The Eudora school district is exploring using vacated classrooms in a school now used mainly for district offices as a way to free up classrooms at Eudora Elementary School.

Superintendent Steve Splichal said the Eudora school board is considering moving the students in the Eudora Elementary School preschool program to West Elementary next school year. The $45 million 2007 bond referendum that provided the $27 million to build Eudora Elementary School also provided funds to convert classrooms at West Elementary for preschool and kindergarten use. Those classrooms were used for that purpose from the fall of 2009 until state budget cuts in 2010 prompted the district to move preschool and kindergarten programs to Eudora Elementary School. In addition to housing the district’s administrative offices, West also contains offices for the Southeast Kansas Education Service Center.

“We have a good facility at West,” Splichal said. “It is something the board is taking a look at. The facility has been well cared for. With the space available, it makes sense to use it.”

The district’s preschool program has an enrollment of about 70 students in its morning and afternoon classes, Splichal said. Its relocation to West would free up four classrooms, he said.

With an enrollment of 880 students, Eudora Elementary, which is home to all the district’s preschool through fifth-grade students, is one of the largest elementary schools in the state, Splichal said. The district’s largest grade-level enrollments are at the elementary level, he said.

An enrollment assessment the district contracted last year indicated Eudora would continue to see slow and steady growth under current conditions. Anything that would add more activity in the community, such as new housing or the development of the Nottingham property, would require an update of the enrollment analysis, Splichal said.

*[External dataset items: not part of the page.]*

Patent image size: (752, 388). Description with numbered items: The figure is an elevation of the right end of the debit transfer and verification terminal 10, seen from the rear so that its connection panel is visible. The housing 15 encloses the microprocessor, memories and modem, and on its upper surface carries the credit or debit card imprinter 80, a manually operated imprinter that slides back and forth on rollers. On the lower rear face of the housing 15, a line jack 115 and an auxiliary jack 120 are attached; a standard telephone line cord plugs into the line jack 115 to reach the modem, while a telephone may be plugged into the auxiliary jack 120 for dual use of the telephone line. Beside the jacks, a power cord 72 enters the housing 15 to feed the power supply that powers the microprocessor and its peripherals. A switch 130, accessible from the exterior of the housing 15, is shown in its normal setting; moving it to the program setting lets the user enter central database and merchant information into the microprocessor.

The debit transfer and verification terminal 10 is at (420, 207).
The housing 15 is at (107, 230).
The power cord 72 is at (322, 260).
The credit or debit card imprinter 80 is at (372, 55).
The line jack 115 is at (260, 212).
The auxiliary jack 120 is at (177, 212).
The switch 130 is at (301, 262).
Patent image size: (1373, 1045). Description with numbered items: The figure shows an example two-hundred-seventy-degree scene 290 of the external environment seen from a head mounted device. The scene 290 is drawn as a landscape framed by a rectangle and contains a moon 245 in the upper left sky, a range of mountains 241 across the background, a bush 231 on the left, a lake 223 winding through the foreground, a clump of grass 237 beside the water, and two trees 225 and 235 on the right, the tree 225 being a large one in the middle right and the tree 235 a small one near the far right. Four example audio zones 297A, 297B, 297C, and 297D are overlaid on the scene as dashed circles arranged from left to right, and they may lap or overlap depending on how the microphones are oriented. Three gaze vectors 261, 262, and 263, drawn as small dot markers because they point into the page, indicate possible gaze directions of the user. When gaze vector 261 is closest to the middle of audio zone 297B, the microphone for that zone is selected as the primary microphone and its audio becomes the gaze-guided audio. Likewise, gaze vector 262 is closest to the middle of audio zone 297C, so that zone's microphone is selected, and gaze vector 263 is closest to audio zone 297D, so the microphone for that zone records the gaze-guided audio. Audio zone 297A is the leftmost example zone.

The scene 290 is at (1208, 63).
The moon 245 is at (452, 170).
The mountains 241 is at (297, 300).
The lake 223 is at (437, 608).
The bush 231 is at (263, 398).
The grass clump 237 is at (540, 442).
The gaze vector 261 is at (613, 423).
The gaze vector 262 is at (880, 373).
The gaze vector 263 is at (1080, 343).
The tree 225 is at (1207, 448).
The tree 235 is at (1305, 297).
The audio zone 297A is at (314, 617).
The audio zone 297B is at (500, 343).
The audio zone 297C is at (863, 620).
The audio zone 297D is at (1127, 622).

Nottingham Elementary was the home of the district’s preschool, kindergarten, first- and second-grade classes before the opening of Eudora Elementary School. The district sold the vacant school and surrounding property last year to the city of Eudora, which is currently exploring its redevelopment with CBC Real Estate Group into a mixed-use retail/residential center.

West could provide an additional safety valve against enrollment growth beyond the move under consideration, Splichal said. However, he pointed out that Eudora Elementary was designed so that a sixth pod, or group of classrooms, could be added to its existing five pods.

“We have the space for a sixth pod, and the utilities are all in the ground,” he said. “There will be a time when the board and the community will have a conversation on if it make sense to build a sixth pod. We’re not ready to start that conversation and probably won’t be for a couple of years, but it’s always there as we continue to look at enrollment projections and class sizes.”